Como é que vê as questões da mediação e da arbitragem em Macau?

A ideia que tenho, sendo que sou uma estrangeira e é a primeira vez que aqui estou, é que ainda são processos que estão numa fase inicial. Há já alguma coisa, tanto na mediação como na arbitragem, mas pouca. Existe ainda algum desconhecimento também mas há muita vontade de aprender e de desenvolver. Não sei se estou a fazer a apreciação certa, mas é o que me parece com as conversas que tenho tido, quer com colegas advogados, quer mesmo com a organização do curso.

O que é que estes dois processos, que têm como objectivo evitar o seguimento para tribunal, podem trazer de positivo para Macau?

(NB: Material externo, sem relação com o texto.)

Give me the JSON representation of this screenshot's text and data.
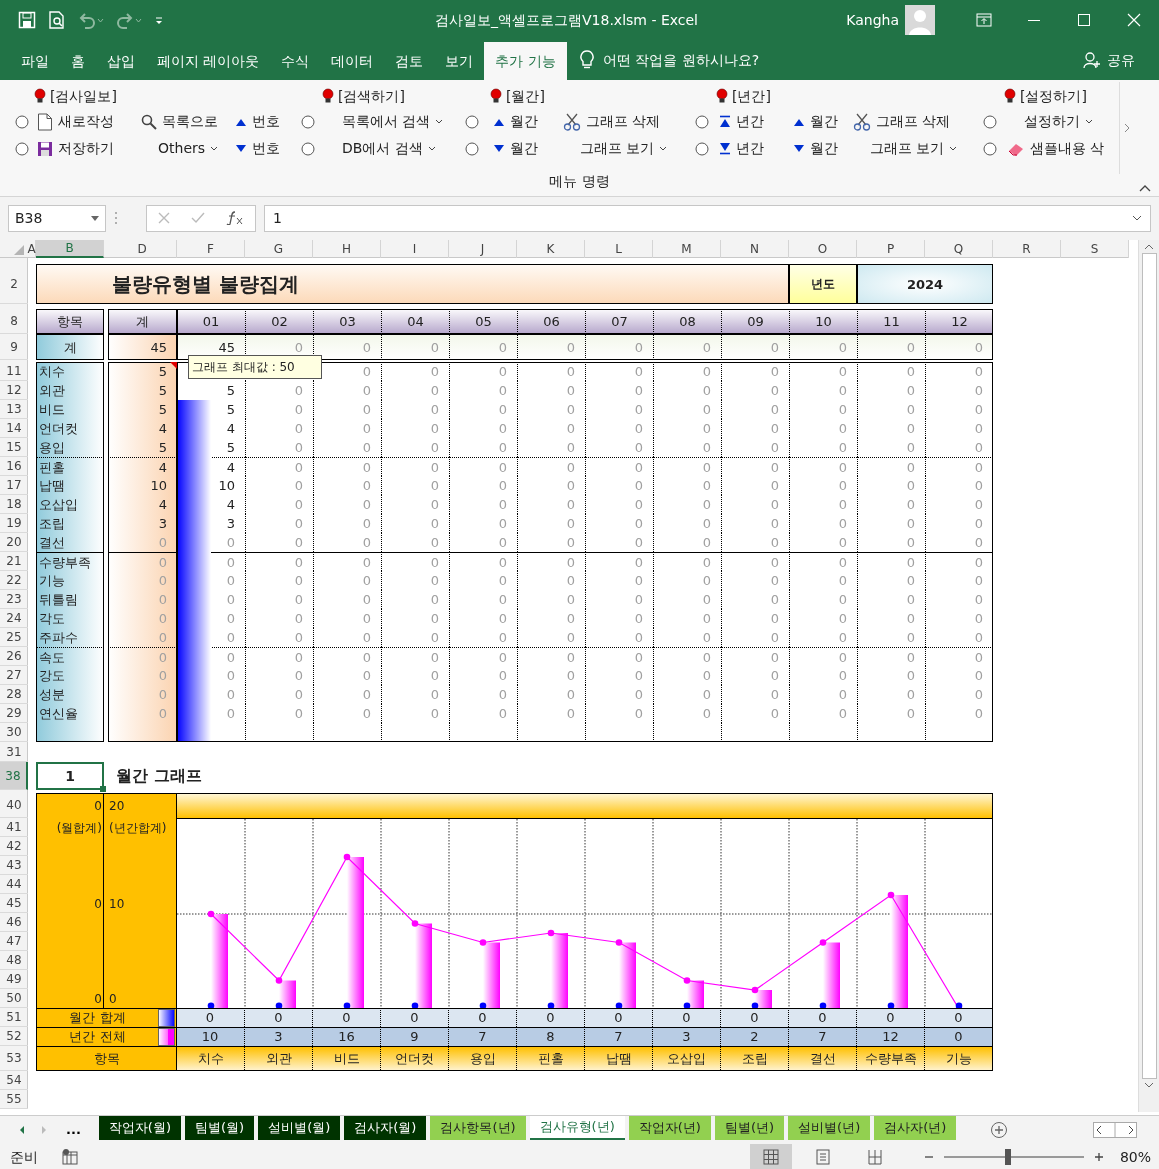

O meu trabalho tem muito que ver com  a resolução alternativa de litígios que enquadra estas duas figuras, ou seja, todos os modos de resolver litígios que não passam pelo tribunal. Hoje em dia esta ideia já é completamente internacional. Há uma ideia clara de que o tribunal é uma alternativa, um meio, mas que há outros modos de resolver litígios. Trabalho muito esta área em termos académicos. Em termos profissionais trabalho só em arbitragem, embora também tenha formação como mediadora, mas nunca fiz nenhuma mediação. Trabalho sim como árbitro, ou seja, como juíza, digamos assim, destes processos arbitrais. Mas vamos primeiro distinguir conceitos. Na mediação há uma terceira parte envolvida que vai facilitar o acordo entre as partes através de uma série de mecanismos. Se as partes não chegarem a acordo o processo pára e o litígio não fica resolvido. A arbitragem já implica um processo muito idêntico ao que se passa em tribunal. Tem os chamados juízes e que são escolhidos pelas partes e, no fim do processo arbitral, emitem uma sentença que tem exactamente o mesmo valor da sentença num tribunal, ou seja, é vinculativa para as partes e pode ser executada. São dois processos muito diferentes, um é o que chamamos de consensual e outro é o que chamamos adjudicatório, porque há uma decisão e independentemente das partes concordarem ou não com essa decisão, ficam vinculadas e têm de a cumprir, sem direito a recurso. Ambas têm uma vantagem comum: permitem uma solução fora dos tribunais. Mas, além disso e até diria mais interessante, é o facto de serem abordagens diferentes ao litígio. A mediação tem imenso sucesso por esse mundo fora, designadamente nos países de Common Law.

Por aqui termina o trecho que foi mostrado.